Horas más tarde, después de cenar y ducharse, llamó a sus padres para ponerles al día de todo lo acontecido. Bueno, más bien de casi nada. Lo justo y necesario. Tras colgar decidió irse a la cama. Estaba completamente rendido por el agotamiento del viaje y estimó conveniente acostarse pronto. No albergaba duda alguna de que esa noche dormiría de un tirón. Estaba exhausto. Aun así, como era su costumbre, cogió un libro para leer. No podía concentrarse en su lectura, pues su mente vagaba sin sentido cronológico por todas las vivencias del arrebatador y alocado fin de semana. Demasiadas cosas y posiblemente trascendentes ante su incierto y deseado futuro. Leía un párrafo y al terminarlo se daba cuenta de que no se había enterado de nada, y así varias veces, hasta que leyó una frase pronunciada por Madariaga, personaje de la novela que tenía entre sus manos: «Donde nos hacemos ricos y formamos una familia, allí está nuestra patria». Le llamó poderosamente la atención y le trajo a la memoria la frase de Tolstói que Irina había pronunciado en su idioma. Recordó que el rico refranero español también hacía alusión a algo parecido: «Uno no es de donde nace, sino de donde pace». Pero ¿y él? Nacido y criado en Santiago de Compostela hasta que por trabajo se mudó a Palma de Mallorca y luego a San Sebastián. Y ahora, ¿le esperaría Valencia u otro destino no imaginado? ¿Dónde pacería? ¿Echaría raíces definitivamente en algún sitio? Todo eran incógnitas. Mañana mismo pondría en marcha el mecanismo para despejarlas y saber si su próxima parada sería Valencia.
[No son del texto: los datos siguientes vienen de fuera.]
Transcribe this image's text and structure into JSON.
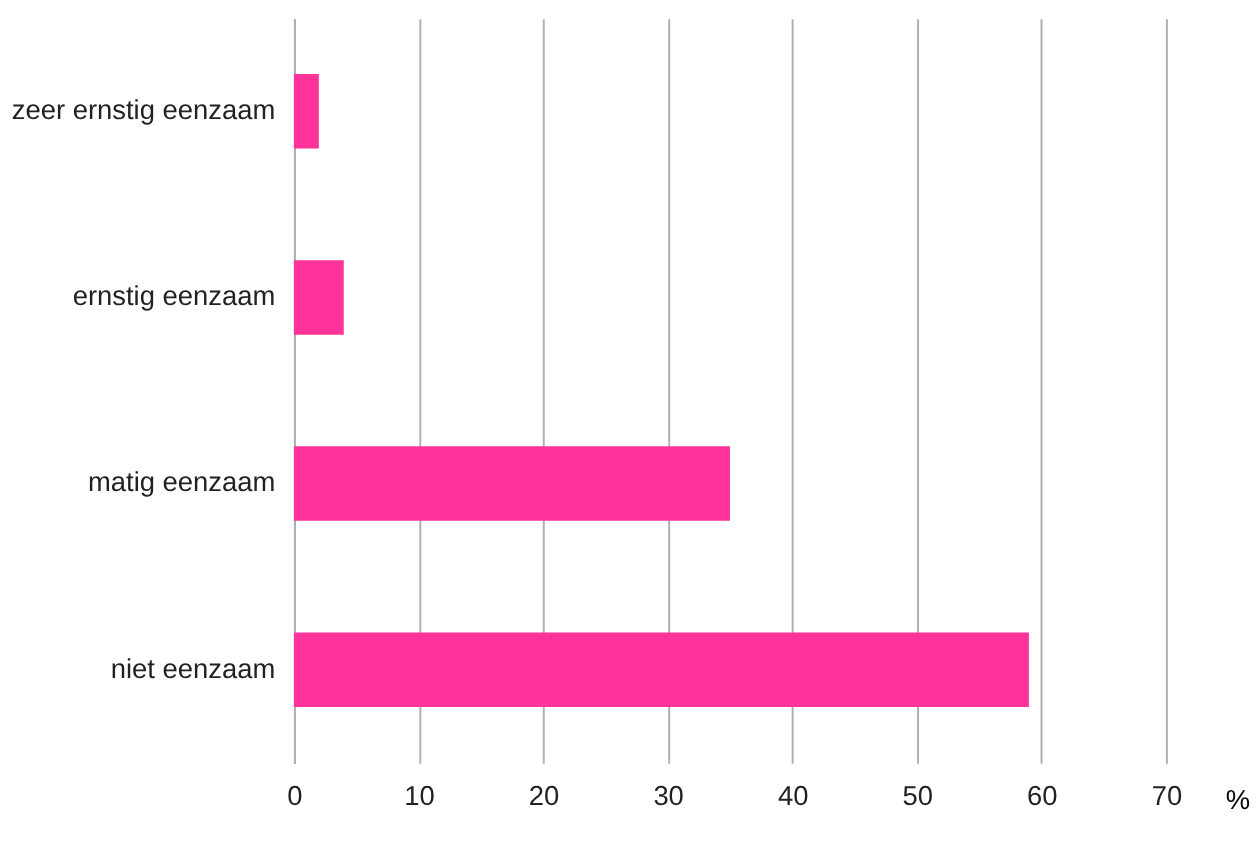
{
  "chart_data": {
    "type": "bar",
    "orientation": "horizontal",
    "xlabel": "%",
    "categories": [
      "zeer ernstig eenzaam",
      "ernstig eenzaam",
      "matig eenzaam",
      "niet eenzaam"
    ],
    "values": [
      2,
      4,
      35,
      59
    ],
    "color": "#ff3399",
    "xlim": [
      0,
      70
    ],
    "xticks": [
      0,
      10,
      20,
      30,
      40,
      50,
      60,
      70
    ],
    "grid": "x"
  }
}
No dependía únicamente de él. Ni siquiera sabía si volvería a ver a Esperanza o a Irina. Se le iluminó el semblante al acordarse de ambas y le hizo gracia pensar que se había despedido de las dos del mismo modo, diciéndoles que esperaba volver pronto y que eso sería buena señal. Sonrió con sarcasmo y se quedó plácidamente dormido con Los cuatro jinetes del Apocalipsis sobre su pecho.